Ms Bourke said the touch function can be a bit of problem as the boxes that need to be ticked are quite small, so Carramar purchased some styluses, which also allow nurses to do hand-written notes in the system. They can also use flexible roll-up keyboards and a mouse if they wish.
“They can hand-write comments and some people use it that way but most use the tablet as it's meant to be used,” she said. “The use of tablet computers has far greater flexibility as assessments are all done at the bedside and you are entering the data straight away.
“How many PCAs do you see walking around with little notebooks and they are writing everything down, and the RNs and ENs are doing the same thing, then they have to come back and type it into the computer? That is fraught with danger.”
She said Carramar had also purchased two new tablets to use for wound care. In AutumnCare's current version, nurses are able to take a photo of a wound with the tablet and it is automatically downloaded into the resident's file on the system.
“Those tablets sit on the wound care trolley, and we do all of our wound management straight onto the tablet,” she said. “We take a photo of the wound and download it and it's all there.”
Mr Hope said that while Medicate had been built from an aged care facility perspective, it had also taken into account pharmacy requirements.
“We treat the pharmacy as the source of truth so what is dispensed and packed is what we get,” he said. “One of our key philosophies when we were building the system is that the pharmacist didn't have to do any more work.
“We take data from AutumnCare and from the pharmacy so if you administer a PRN it automatically creates a progress note and marks it at handover.
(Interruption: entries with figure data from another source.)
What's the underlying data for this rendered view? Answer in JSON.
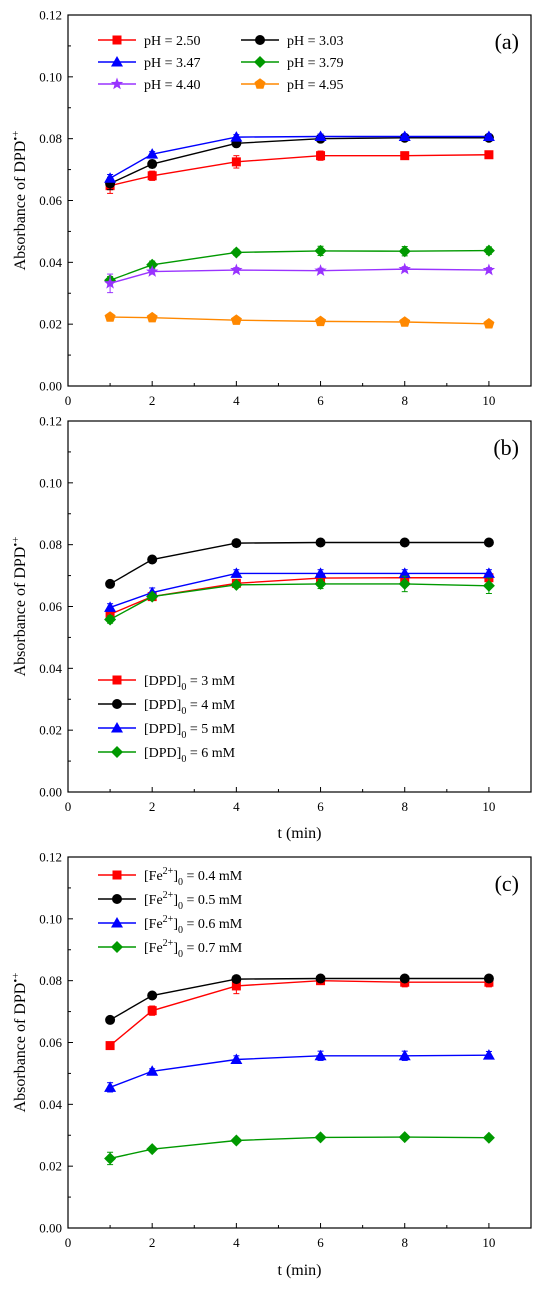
{
  "chart_data": [
    {
      "type": "line",
      "panel_label": "(a)",
      "xlabel": "",
      "ylabel": "Absorbance of DPD•+",
      "ylabel_text": "Absorbance of  DPD",
      "ylabel_sup": "•+",
      "xlim": [
        0,
        11
      ],
      "ylim": [
        0,
        0.12
      ],
      "xticks": [
        "0",
        "2",
        "4",
        "6",
        "8",
        "10"
      ],
      "yticks": [
        "0.00",
        "0.02",
        "0.04",
        "0.06",
        "0.08",
        "0.10",
        "0.12"
      ],
      "x": [
        1,
        2,
        4,
        6,
        8,
        10
      ],
      "legend_position": "top-left",
      "legend_columns": 2,
      "grid": false,
      "series": [
        {
          "name": "pH = 2.50",
          "color": "#ff0000",
          "marker": "square",
          "values": [
            0.0648,
            0.068,
            0.0725,
            0.0745,
            0.0745,
            0.0748
          ],
          "errors": [
            0.0025,
            0.0015,
            0.002,
            0.0015,
            0.0012,
            0.001
          ]
        },
        {
          "name": "pH = 3.03",
          "color": "#000000",
          "marker": "circle",
          "values": [
            0.0655,
            0.0718,
            0.0785,
            0.08,
            0.0803,
            0.0803
          ],
          "errors": [
            0.002,
            0.0012,
            0.0008,
            0.0008,
            0.0008,
            0.0008
          ]
        },
        {
          "name": "pH = 3.47",
          "color": "#0000ff",
          "marker": "triangle",
          "values": [
            0.0672,
            0.075,
            0.0805,
            0.0807,
            0.0807,
            0.0807
          ],
          "errors": [
            0.0012,
            0.0008,
            0.0008,
            0.0008,
            0.0008,
            0.0008
          ]
        },
        {
          "name": "pH = 3.79",
          "color": "#009900",
          "marker": "diamond",
          "values": [
            0.0342,
            0.0392,
            0.0432,
            0.0437,
            0.0436,
            0.0438
          ],
          "errors": [
            0.0012,
            0.0012,
            0.001,
            0.0015,
            0.0015,
            0.0012
          ]
        },
        {
          "name": "pH = 4.40",
          "color": "#9933ff",
          "marker": "star",
          "values": [
            0.0332,
            0.037,
            0.0375,
            0.0373,
            0.0378,
            0.0375
          ],
          "errors": [
            0.003,
            0.0008,
            0.0008,
            0.0008,
            0.0008,
            0.0008
          ]
        },
        {
          "name": "pH = 4.95",
          "color": "#ff8800",
          "marker": "pentagon",
          "values": [
            0.0223,
            0.0221,
            0.0213,
            0.0209,
            0.0207,
            0.0201
          ],
          "errors": [
            0.0006,
            0.0006,
            0.0006,
            0.0006,
            0.0006,
            0.0006
          ]
        }
      ]
    },
    {
      "type": "line",
      "panel_label": "(b)",
      "xlabel": "t (min)",
      "ylabel": "Absorbance of DPD•+",
      "ylabel_text": "Absorbance of  DPD",
      "ylabel_sup": "•+",
      "xlim": [
        0,
        11
      ],
      "ylim": [
        0,
        0.12
      ],
      "xticks": [
        "0",
        "2",
        "4",
        "6",
        "8",
        "10"
      ],
      "yticks": [
        "0.00",
        "0.02",
        "0.04",
        "0.06",
        "0.08",
        "0.10",
        "0.12"
      ],
      "x": [
        1,
        2,
        4,
        6,
        8,
        10
      ],
      "legend_position": "bottom-left",
      "legend_columns": 1,
      "grid": false,
      "series": [
        {
          "name": "[DPD]0 = 3 mM",
          "label_main": "[DPD]",
          "label_sub": "0",
          "label_sup": "",
          "label_tail": " = 3 mM",
          "color": "#ff0000",
          "marker": "square",
          "values": [
            0.0575,
            0.0632,
            0.0675,
            0.0692,
            0.0693,
            0.0693
          ],
          "errors": [
            0.0015,
            0.001,
            0.001,
            0.001,
            0.001,
            0.001
          ]
        },
        {
          "name": "[DPD]0 = 4 mM",
          "label_main": "[DPD]",
          "label_sub": "0",
          "label_sup": "",
          "label_tail": " = 4 mM",
          "color": "#000000",
          "marker": "circle",
          "values": [
            0.0673,
            0.0752,
            0.0805,
            0.0807,
            0.0807,
            0.0807
          ],
          "errors": [
            0.0006,
            0.0006,
            0.0008,
            0.0006,
            0.0006,
            0.0006
          ]
        },
        {
          "name": "[DPD]0 = 5 mM",
          "label_main": "[DPD]",
          "label_sub": "0",
          "label_sup": "",
          "label_tail": " = 5 mM",
          "color": "#0000ff",
          "marker": "triangle",
          "values": [
            0.0597,
            0.0645,
            0.0707,
            0.0707,
            0.0707,
            0.0707
          ],
          "errors": [
            0.0012,
            0.0015,
            0.0012,
            0.0012,
            0.0012,
            0.0012
          ]
        },
        {
          "name": "[DPD]0 = 6 mM",
          "label_main": "[DPD]",
          "label_sub": "0",
          "label_sup": "",
          "label_tail": " = 6 mM",
          "color": "#009900",
          "marker": "diamond",
          "values": [
            0.0558,
            0.0632,
            0.067,
            0.0673,
            0.0673,
            0.0667
          ],
          "errors": [
            0.0012,
            0.001,
            0.0008,
            0.0015,
            0.0025,
            0.0025
          ]
        }
      ]
    },
    {
      "type": "line",
      "panel_label": "(c)",
      "xlabel": "t (min)",
      "ylabel": "Absorbance of DPD•+",
      "ylabel_text": "Absorbance of  DPD",
      "ylabel_sup": "•+",
      "xlim": [
        0,
        11
      ],
      "ylim": [
        0,
        0.12
      ],
      "xticks": [
        "0",
        "2",
        "4",
        "6",
        "8",
        "10"
      ],
      "yticks": [
        "0.00",
        "0.02",
        "0.04",
        "0.06",
        "0.08",
        "0.10",
        "0.12"
      ],
      "x": [
        1,
        2,
        4,
        6,
        8,
        10
      ],
      "legend_position": "top-left",
      "legend_columns": 1,
      "grid": false,
      "series": [
        {
          "name": "[Fe2+]0 = 0.4 mM",
          "label_main": "[Fe",
          "label_sub": "",
          "label_sup": "2+",
          "label_mid": "]",
          "label_sub2": "0",
          "label_tail": " = 0.4 mM",
          "color": "#ff0000",
          "marker": "square",
          "values": [
            0.059,
            0.0703,
            0.0783,
            0.08,
            0.0795,
            0.0795
          ],
          "errors": [
            0.0008,
            0.0015,
            0.0025,
            0.0012,
            0.0015,
            0.0015
          ]
        },
        {
          "name": "[Fe2+]0 = 0.5 mM",
          "label_main": "[Fe",
          "label_sub": "",
          "label_sup": "2+",
          "label_mid": "]",
          "label_sub2": "0",
          "label_tail": " = 0.5 mM",
          "color": "#000000",
          "marker": "circle",
          "values": [
            0.0673,
            0.0752,
            0.0805,
            0.0807,
            0.0807,
            0.0807
          ],
          "errors": [
            0.0006,
            0.0006,
            0.0008,
            0.0006,
            0.0006,
            0.0006
          ]
        },
        {
          "name": "[Fe2+]0 = 0.6 mM",
          "label_main": "[Fe",
          "label_sub": "",
          "label_sup": "2+",
          "label_mid": "]",
          "label_sub2": "0",
          "label_tail": " = 0.6 mM",
          "color": "#0000ff",
          "marker": "triangle",
          "values": [
            0.0455,
            0.0507,
            0.0545,
            0.0557,
            0.0557,
            0.0559
          ],
          "errors": [
            0.0015,
            0.0008,
            0.0012,
            0.0015,
            0.0015,
            0.0012
          ]
        },
        {
          "name": "[Fe2+]0 = 0.7 mM",
          "label_main": "[Fe",
          "label_sub": "",
          "label_sup": "2+",
          "label_mid": "]",
          "label_sub2": "0",
          "label_tail": " = 0.7 mM",
          "color": "#009900",
          "marker": "diamond",
          "values": [
            0.0225,
            0.0255,
            0.0283,
            0.0293,
            0.0294,
            0.0292
          ],
          "errors": [
            0.002,
            0.0006,
            0.0008,
            0.0006,
            0.0006,
            0.0006
          ]
        }
      ]
    }
  ]
}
It is also integrated on the web so GPs can go to a secure website or if they have a smart phone they can log on and put in medication change requests.”
Ms Bourke said her residents' GPs were happy to put in medication changes once they got used to the system. “They want to be able to see the changes they were making and see that that change had happened,” she said. “And by logging in and doing that, that is their signature for the medication.
“No disrespect to GPs as they are very busy people, but sometimes they put in a medication and then another, and they forget to take [old prescriptions] off.”
She said by using the AutumnCare system, pharmacists have been able to call the GP to check that older medications were still required. “That has been great,” she said. “That has improved outcomes for residents.”
Mr Hope said that while he was working on the ability to allow GPs to remotely access the full medications profile, he doesn't yet have a firm timetable for it.
What he does have is firm criticism of the standard designed for the National Prescription and Dispense Repository (NPDR), which is aimed at allowing healthcare practitioners to see an up-to-date medications list.
Mr Hope said he does not consider it suitable for aged care. “The NPDR does not have rigorous data definitions that are suitable for the administration of medications in aged care.
“The model for the NPDR had been based upon the premise that someone can walk into a pharmacy,” which isn't the case for residents of nursing homes, he said.
“The NPDR is basically free text – it is not a rigorous specification for medication. We do integrate with it and we have passed all our testing, we've got our notice of compliance and certificates, but it's not effective. It should be a national dispensing standard so that you can dispense from anywhere and then it feeds the appropriate systems.”